Dr. Tarez Samra Graban reminded me that, while it is important to challenge myself and embrace the rigor, it’s even more important to make sure that I am where I want to be. Dr. Michael Neal always emphasized the importance of community and collaboration, helping me see the importance of building my Rhetoric and Composition family.
And not least, Dr. Deborah Coxwell-Teague [FSU’s former director of the First-Year Composition Program] showed me that you can lead an innovative, ground-breaking writing program with grace, kindness, and humor.
Q: Did you always see yourself teaching or did the Rhetoric and Composition Program interest you in different fields?
A: Yes. I always saw myself teaching, and that was why I chose to stay at FSU. The Rhetoric and Composition Program’s commitment to excellence in teaching is, I think, one of the program’s many strengths.
Q: How has the Rhetoric and Composition Program at FSU influenced you as a professor?

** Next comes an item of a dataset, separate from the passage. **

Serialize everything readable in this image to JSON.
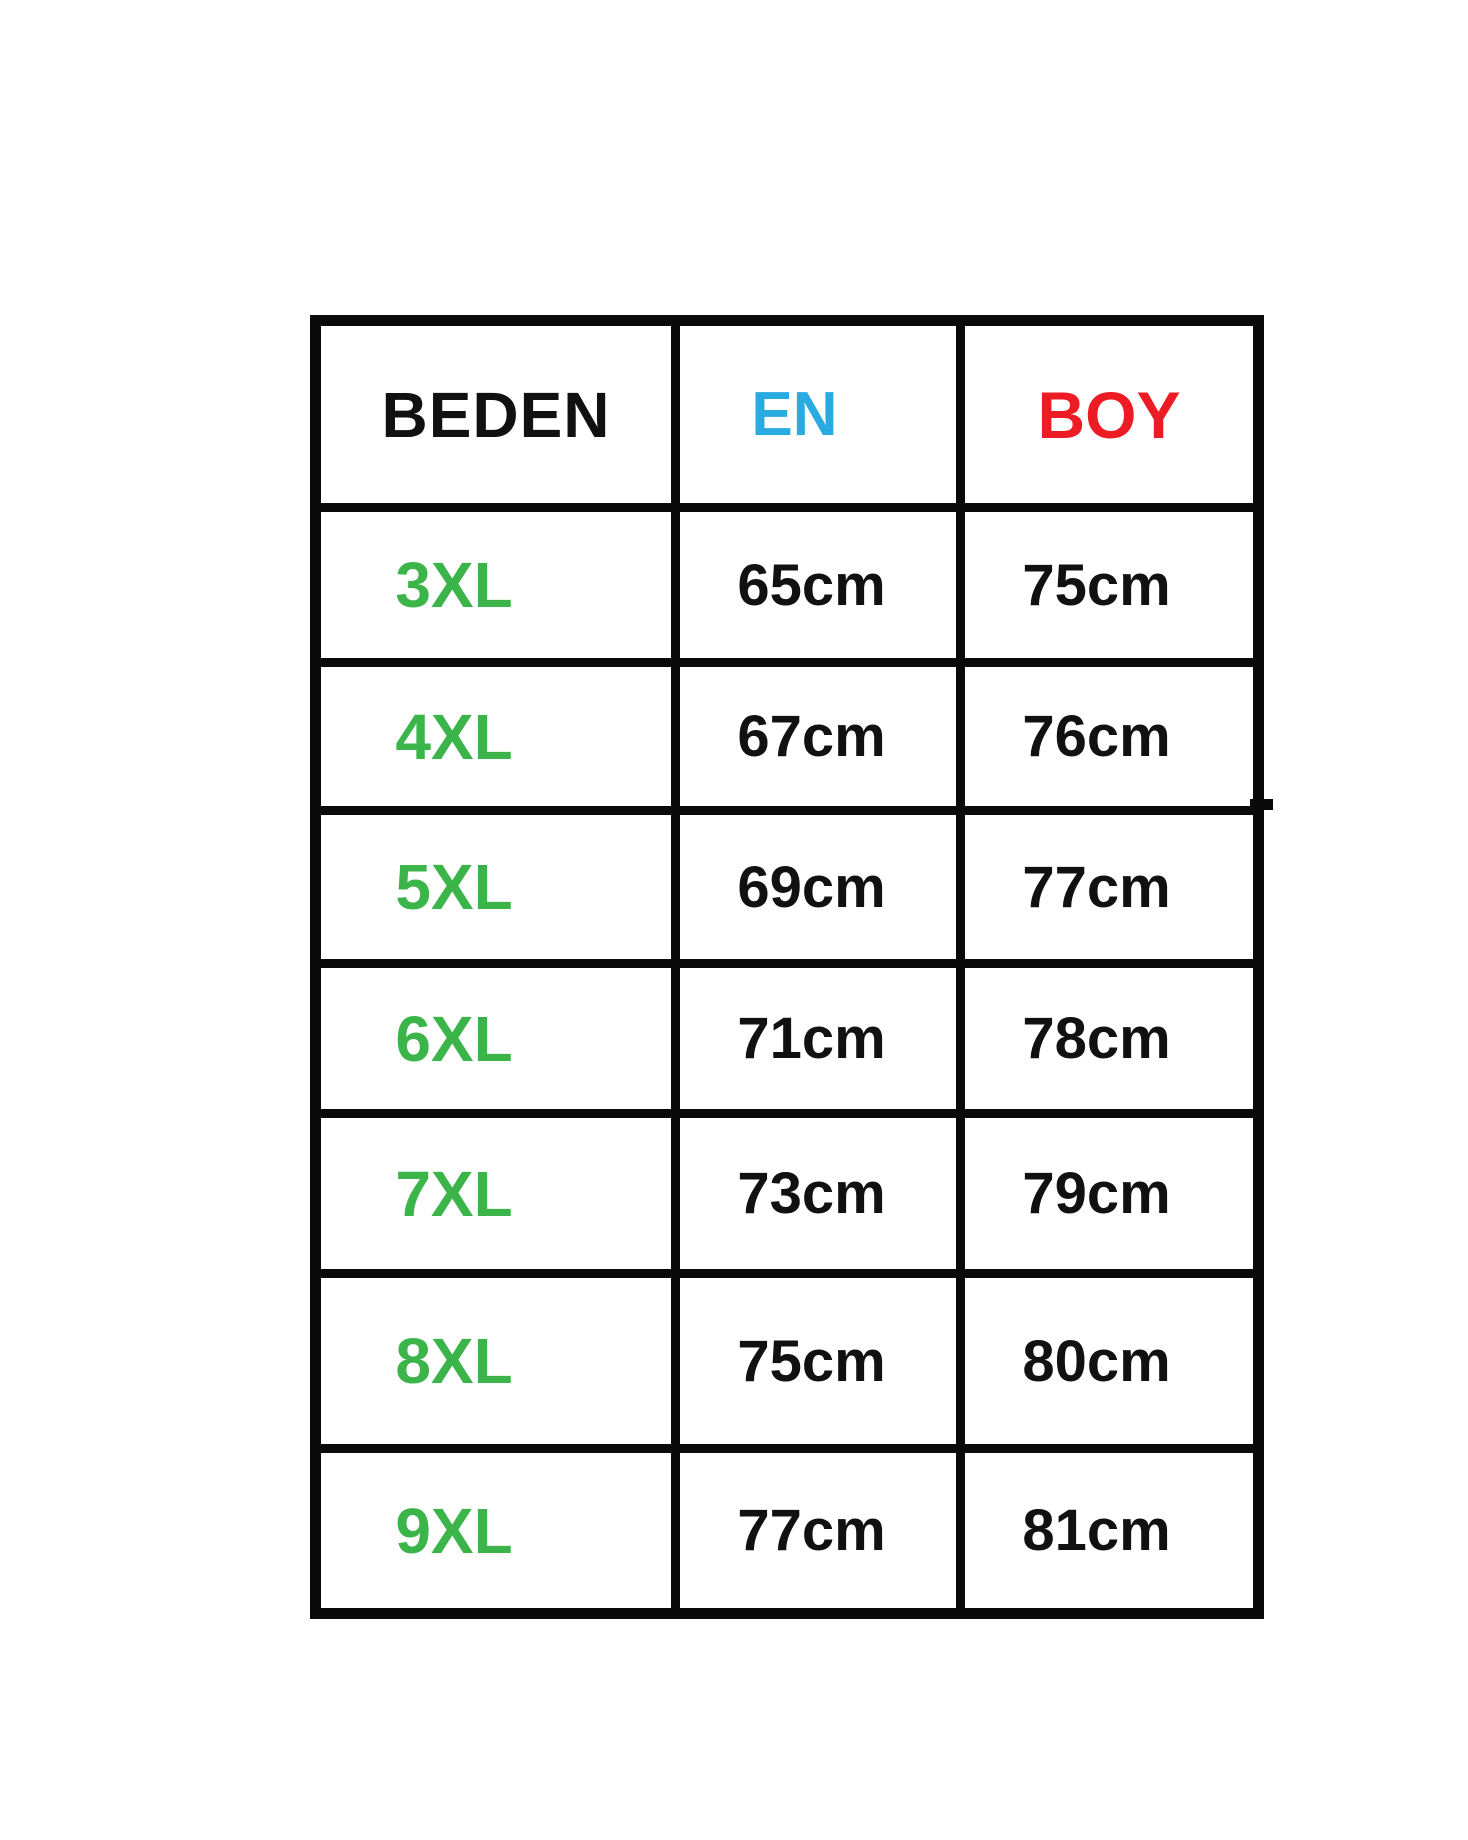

A: The program has shaped every part of my identity as a professor—my attention to multimodal composition, to collaborative assessment practices, to productive and generous feedback, to embracing the rigor, and to documenting learning via portfolios all come from my experiences in the Rhetoric and Composition Program at FSU.
Bearden’s academic career has not only enriched his own understanding of rhetoric and composition, but he has also brought that enrichment to his students at Eastern Michigan University. Much like the professors who inspired him to push himself to the highest academic achievements, he will positively affect a new generation of motivated students.
Molly Wexler is a recent graduate who majored in English with a concentration in editing, writing, and media, in addition to a Teaching English to Speakers of Other Languages certification.